Das Bauwerk wurde 1914 mit der Eröffnung des Datteln-Hamm-Kanals in Betrieb genommen und ersetzte eine ältere Pumpstation an der Alte Fahrt-Brücke. Die Anlage war Teil der großen Kanalisierungsprojekte, die Westdeutschland mit modernem Wassertransportnetz ausstatten sollten.
Die Anlage steht für die Ingenieurskunst des Industriezeitalters und zeigt, wie die Region Wasser gezielt für Schifffahrt und Energiegewinnung nutzte. Besucher sehen hier ein Beispiel praktischer Ingenieursleistung, die das Alltags- und Wirtschaftsleben in Westfalen prägte.
Die Anlage ist von außen sichtbar und am besten von den Wegen entlang des Kanals zu erreichen, wo man die technischen Bauteile beobachten kann. Gutes Schuhwerk ist ratsam, da die Wege je nach Witterung matschig sein können.

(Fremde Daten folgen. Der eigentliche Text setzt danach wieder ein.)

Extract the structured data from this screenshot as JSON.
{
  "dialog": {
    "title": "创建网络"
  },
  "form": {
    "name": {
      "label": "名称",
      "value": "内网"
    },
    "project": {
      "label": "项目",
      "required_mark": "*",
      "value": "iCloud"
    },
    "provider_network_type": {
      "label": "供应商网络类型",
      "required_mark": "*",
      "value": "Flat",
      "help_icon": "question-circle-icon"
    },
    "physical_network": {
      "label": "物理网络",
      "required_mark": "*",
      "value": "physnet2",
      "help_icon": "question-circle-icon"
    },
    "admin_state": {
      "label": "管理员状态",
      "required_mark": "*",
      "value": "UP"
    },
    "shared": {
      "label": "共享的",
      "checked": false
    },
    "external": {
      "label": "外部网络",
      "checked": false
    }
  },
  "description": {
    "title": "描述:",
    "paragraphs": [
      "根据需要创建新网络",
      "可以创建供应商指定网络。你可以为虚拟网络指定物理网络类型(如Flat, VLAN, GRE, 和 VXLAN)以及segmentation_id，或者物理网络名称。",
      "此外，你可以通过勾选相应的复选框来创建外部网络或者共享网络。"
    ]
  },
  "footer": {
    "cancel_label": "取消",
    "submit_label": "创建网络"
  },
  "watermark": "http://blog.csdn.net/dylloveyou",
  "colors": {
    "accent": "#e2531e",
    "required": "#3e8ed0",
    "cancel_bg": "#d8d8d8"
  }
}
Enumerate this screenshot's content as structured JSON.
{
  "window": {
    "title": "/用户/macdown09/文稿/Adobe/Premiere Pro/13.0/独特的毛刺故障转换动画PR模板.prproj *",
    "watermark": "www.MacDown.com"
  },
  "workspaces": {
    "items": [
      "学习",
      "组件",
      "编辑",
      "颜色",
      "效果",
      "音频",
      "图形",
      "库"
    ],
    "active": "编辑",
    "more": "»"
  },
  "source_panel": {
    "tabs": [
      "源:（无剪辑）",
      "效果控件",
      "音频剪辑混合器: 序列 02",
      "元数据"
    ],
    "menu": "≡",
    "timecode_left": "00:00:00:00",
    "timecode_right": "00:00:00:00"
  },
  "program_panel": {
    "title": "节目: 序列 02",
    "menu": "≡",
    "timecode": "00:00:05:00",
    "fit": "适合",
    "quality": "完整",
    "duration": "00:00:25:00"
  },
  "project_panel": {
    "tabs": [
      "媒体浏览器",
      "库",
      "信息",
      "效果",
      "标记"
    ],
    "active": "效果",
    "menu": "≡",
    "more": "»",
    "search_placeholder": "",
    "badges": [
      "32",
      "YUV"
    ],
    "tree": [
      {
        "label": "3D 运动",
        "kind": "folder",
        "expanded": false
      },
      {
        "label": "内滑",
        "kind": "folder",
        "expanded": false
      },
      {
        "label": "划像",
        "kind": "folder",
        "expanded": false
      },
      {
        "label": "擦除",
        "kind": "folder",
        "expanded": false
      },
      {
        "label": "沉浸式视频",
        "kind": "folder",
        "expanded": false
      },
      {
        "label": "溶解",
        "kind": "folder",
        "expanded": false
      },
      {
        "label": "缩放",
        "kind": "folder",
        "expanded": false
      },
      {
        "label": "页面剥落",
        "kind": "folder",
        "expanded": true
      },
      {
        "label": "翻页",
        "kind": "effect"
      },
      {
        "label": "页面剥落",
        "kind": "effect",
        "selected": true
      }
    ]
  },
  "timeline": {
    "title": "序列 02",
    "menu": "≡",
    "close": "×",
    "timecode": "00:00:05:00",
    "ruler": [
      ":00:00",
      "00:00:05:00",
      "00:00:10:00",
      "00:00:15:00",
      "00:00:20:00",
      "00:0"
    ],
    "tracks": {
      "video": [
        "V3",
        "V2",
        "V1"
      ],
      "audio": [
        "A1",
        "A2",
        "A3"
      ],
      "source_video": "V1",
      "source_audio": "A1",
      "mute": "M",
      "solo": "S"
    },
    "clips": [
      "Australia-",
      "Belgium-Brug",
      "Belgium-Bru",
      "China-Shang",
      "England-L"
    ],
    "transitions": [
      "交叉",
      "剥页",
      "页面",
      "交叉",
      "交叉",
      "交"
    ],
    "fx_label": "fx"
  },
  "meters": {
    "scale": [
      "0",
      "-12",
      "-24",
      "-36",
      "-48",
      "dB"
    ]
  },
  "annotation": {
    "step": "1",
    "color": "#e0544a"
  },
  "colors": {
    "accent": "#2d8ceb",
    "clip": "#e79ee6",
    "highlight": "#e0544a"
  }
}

Das Klappenüberfallwehr schafft einen Höhenunterschied von mehreren Metern zwischen dem Fluss und dem Kanal, wodurch Turbinen Strom erzeugen können. Dieser Nebeneffekt der Wasserregulierung war eine frühe Anwendung von Wasserkraft für die Stromerzeugung im deutschen Kanalsystem.